Rail passenger security screening: passenger and stakeholder perceptions
|Publisher:||Department for Transport|
|Published date:||30 March 2010|
|Mode/topic:||Rail, Rail safety, Science and research|
In the aftermath of the 2005 terrorist attacks in London, the Department for Transport (DfT) carried out passenger screening trials known as the ‘LUNR trials’ (London Underground, National Rail). The trials were initiated in 2006 to explore a variety of ways in which explosives could be detected on the rail network. Research carried out in 2006 to gauge public opinion in response to these trials found attitudes to be largely positive, however on the whole passenger respondents were not willing to accept major delays to their journey or forego personal privacy as a result of security screening.

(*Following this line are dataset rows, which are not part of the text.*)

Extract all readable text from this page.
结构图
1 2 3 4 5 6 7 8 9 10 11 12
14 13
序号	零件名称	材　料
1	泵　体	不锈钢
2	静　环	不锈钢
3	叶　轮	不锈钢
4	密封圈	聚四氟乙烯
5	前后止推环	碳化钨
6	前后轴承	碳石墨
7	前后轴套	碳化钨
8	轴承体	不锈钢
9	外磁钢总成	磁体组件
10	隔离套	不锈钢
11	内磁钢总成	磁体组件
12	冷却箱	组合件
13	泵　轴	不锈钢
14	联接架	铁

In June 2008 the British Transport Police (BTP) announced enhancements to its screening capability through the use of x-ray equipment and explosives detection dogs capable of screening moving passengers. The Department has worked closely with the BTP to assess these new measures, including monitoring the level of passenger acceptance. In 2009, DfT therefore commissioned a qualitative study to understand passenger and stakeholder perceptions towards the enhanced screening measures.
The study reinforces previous findings and found that passenger respondents were broadly accepting of the measures on their current scale. However, it also highlights the importance of passengers' personal attitudes on security and safety in determining their views and experiences of the screening measures. The police presence and screening measures were often felt to bring reassurance, and in particular the perceived 'proactive' approach of the screening was an important positive feature. For some, however, screening in stations had the potential to trigger increased fear or anxiety. Some respondents also reiterated the need to protect civil liberties and ensure screening was done in a fair way.
The insight from this research and other evidence strands will continue to inform the development of rail passenger screening to deliver a proportionate and effective rail security strategy.